Dilansir dari kompasiana.com, survei SNLK pada 2019 mernyatakan literasi keuangan Indonesia berada di tingkat 38,03% dan inklusi keuangan di tingkat 76%, angka tersebut telah meningkat 8,33% dibandingkan tahun sebelumnya. SNLK menunjukkan literasi tertinggi ada di DKI Jakarta dengan 59% dan terendah di Papua Barat dengan kisaran 27-29%. Hal ini menunjukkan adanya ketimpangan literasi antar daerah.
Selain ketimpangan literasi antardaerah, literasi keuangan secara sectoral juga termasuk timpang dengan literasi tertinggi ada di sektor keuangan sebesar 28,9% danterendah ada di pasar modal dengan 4,4%. Hal ini menunjukkan adanya gap ketimpangan antar sektor dan hal tersebut menjadi pekerjaan rumah dalam mewujudkan target 90% literasi keuangan pada 2024.
Meskipun terdapat ketimpangan, tingkat literasi di Indonesia membaik dibandingkan beberapa negara lain, contohnya dalam perilaku dan sikap terhadap keuangan. Survei OECD/INFE tahun 2020 menyatakan literasi keuangan Indonesia sedikit lebih tinggi daripada negara respoinden lain yaitu 13,3 berbanding 12,7. Survei ini melihat kriteria pengetahuan, sikap, dan perilaku terhadap keuangan, sedangkan nilai terendah adalah pengetahuan. Konsep dasar keuangan yang dinilai adalah bunga pinjaman, perhitungan bunga, value of money, inflasi, risk and return. Hasil menampilkan bahwa fokus yang harus ditingkatkan adalah peningkatan edukasi tentang pengetahuan dasar keuangan agar memahami prinsip keuangan yang lebih efektif dan membantu masyarakat dalam mengambil keputusan keuangan.

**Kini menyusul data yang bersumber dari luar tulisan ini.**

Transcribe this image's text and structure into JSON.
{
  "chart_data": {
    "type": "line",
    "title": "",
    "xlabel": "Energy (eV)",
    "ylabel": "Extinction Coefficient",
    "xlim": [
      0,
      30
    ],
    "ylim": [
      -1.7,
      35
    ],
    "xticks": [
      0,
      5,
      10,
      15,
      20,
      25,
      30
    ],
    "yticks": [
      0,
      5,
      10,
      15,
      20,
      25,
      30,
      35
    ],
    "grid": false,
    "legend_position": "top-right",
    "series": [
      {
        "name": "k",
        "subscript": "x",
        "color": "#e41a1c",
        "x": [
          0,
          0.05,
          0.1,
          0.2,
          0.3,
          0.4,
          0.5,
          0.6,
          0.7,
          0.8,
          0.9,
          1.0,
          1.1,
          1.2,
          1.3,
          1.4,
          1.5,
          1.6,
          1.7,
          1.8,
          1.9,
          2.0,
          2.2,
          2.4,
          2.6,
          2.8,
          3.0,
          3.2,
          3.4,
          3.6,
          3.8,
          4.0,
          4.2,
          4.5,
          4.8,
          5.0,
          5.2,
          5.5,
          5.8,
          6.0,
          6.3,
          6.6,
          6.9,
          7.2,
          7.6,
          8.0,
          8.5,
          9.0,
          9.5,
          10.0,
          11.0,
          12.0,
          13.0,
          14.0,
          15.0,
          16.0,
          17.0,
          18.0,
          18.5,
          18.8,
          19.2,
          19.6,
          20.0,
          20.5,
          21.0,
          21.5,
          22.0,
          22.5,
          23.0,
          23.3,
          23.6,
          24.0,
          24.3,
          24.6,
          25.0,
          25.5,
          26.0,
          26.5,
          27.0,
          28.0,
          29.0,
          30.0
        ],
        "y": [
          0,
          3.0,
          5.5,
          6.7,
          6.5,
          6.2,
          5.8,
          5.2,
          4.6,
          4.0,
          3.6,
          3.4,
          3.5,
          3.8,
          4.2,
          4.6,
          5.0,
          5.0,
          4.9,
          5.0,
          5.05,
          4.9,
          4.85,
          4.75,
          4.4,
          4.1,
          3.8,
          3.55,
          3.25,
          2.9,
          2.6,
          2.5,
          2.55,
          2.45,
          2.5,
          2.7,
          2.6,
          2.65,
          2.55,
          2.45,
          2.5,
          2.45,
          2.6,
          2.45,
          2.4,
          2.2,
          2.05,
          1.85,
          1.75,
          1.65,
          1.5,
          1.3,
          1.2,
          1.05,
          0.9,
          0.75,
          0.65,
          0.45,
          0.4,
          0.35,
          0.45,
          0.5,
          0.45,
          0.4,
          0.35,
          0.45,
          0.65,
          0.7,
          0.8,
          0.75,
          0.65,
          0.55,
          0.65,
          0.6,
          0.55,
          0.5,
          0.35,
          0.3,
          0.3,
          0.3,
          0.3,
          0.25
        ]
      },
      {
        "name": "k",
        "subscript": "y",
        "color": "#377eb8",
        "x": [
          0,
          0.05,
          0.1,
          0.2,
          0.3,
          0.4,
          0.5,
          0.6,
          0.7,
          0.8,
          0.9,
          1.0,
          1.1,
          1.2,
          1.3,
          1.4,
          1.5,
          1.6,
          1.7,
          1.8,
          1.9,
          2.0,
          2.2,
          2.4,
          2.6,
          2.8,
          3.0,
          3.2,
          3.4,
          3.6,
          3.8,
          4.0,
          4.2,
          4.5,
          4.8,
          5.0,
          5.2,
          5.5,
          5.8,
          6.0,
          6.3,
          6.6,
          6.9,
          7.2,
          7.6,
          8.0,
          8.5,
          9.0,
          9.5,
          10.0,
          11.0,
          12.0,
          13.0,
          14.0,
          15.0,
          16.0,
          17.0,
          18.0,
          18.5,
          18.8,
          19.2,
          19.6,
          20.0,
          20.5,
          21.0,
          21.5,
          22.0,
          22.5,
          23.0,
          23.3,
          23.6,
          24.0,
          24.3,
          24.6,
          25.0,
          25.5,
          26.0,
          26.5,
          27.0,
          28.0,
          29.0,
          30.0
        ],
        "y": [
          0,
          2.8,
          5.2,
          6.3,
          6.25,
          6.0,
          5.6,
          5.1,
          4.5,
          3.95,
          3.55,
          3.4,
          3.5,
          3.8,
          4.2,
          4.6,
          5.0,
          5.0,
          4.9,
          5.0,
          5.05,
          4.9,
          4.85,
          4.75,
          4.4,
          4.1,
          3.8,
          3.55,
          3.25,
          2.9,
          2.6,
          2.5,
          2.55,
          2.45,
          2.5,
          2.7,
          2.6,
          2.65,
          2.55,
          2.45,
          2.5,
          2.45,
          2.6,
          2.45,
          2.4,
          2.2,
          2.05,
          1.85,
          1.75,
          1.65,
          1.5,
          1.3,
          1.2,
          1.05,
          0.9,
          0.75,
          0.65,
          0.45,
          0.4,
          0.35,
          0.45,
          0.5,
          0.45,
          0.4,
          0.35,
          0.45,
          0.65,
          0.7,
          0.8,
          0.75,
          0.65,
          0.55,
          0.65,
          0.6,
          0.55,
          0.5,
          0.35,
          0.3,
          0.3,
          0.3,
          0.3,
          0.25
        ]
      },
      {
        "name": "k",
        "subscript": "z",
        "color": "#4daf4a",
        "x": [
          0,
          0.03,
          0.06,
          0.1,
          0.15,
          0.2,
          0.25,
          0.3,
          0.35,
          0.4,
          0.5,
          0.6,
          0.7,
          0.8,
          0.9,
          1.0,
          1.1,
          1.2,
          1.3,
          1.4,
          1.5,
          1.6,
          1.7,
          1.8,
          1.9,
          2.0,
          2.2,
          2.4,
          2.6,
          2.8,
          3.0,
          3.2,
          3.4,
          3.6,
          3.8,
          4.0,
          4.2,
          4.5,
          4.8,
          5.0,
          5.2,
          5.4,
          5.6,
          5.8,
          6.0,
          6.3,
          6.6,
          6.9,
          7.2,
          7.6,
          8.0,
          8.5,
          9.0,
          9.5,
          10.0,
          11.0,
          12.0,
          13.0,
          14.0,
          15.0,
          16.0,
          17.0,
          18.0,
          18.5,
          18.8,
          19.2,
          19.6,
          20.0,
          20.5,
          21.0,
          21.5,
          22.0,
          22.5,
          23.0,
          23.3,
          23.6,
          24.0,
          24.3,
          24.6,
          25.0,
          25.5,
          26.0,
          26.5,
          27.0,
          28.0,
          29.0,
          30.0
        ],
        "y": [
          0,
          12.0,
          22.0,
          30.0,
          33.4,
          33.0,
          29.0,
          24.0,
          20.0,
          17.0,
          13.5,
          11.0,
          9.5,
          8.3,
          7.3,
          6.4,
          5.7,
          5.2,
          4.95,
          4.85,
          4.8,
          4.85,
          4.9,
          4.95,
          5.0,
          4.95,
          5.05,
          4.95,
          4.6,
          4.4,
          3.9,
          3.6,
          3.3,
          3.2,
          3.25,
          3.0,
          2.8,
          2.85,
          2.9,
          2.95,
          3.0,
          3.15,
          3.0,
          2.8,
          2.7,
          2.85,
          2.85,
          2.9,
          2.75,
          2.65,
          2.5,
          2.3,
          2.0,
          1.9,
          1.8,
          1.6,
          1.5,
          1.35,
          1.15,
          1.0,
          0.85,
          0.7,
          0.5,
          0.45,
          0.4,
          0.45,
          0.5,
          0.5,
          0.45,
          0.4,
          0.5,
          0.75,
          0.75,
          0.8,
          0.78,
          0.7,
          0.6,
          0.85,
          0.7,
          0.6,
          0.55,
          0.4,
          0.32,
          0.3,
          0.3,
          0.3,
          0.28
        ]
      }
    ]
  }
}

Dalam rangka meningkatkan literasi keuangan, pemerintah, OJK, dan BI telah berusaha untuk menlakukan langkah-langkah. OJK menyusun Strategi Nasional Literasi Keuangan Indonesia (SNLKI) dengan tujuan mencapai masyarakat yang memiliki literasi baik dan dapat dimanfaatkan layanan dan produk untuk mencapai kesejahteraan berkelanjutan, tujuannya dicapai melalui:
- Cakap keuangan, yaitu meningkatkan keyakinan, pengetahuan, dan keterampilan masyarakat terhadap jasa keuangan serta mengembangkan infrastruktur terkait;
- Sikap dan perilaku keuangan bijak yaitu dengan mendorong masyarakat dalam merencanakan keuangan dan meningkatkan pengelolaan keuangan masyarakat;
- Akses keuangan, yaitu dengan memperluas akses jasa keuangan dan menyediakan layanan
- dan produk sesuai kebutuhan.
Masing-masing program dituangkan dalam core actions dan diukur keberhasilannya, misalkan dengan menyinergikan materi literasi ke dalam kurikulum pendidikan nasional dalam rangka meningkatkan pengetahuan terkait literasi keuangan, Gerakan Literasi Nasional (GLN) yang dimasukkan literasi keuangan untuk mengintegrasikan pengetahuan sekolah, keluarga, dan masyarakat.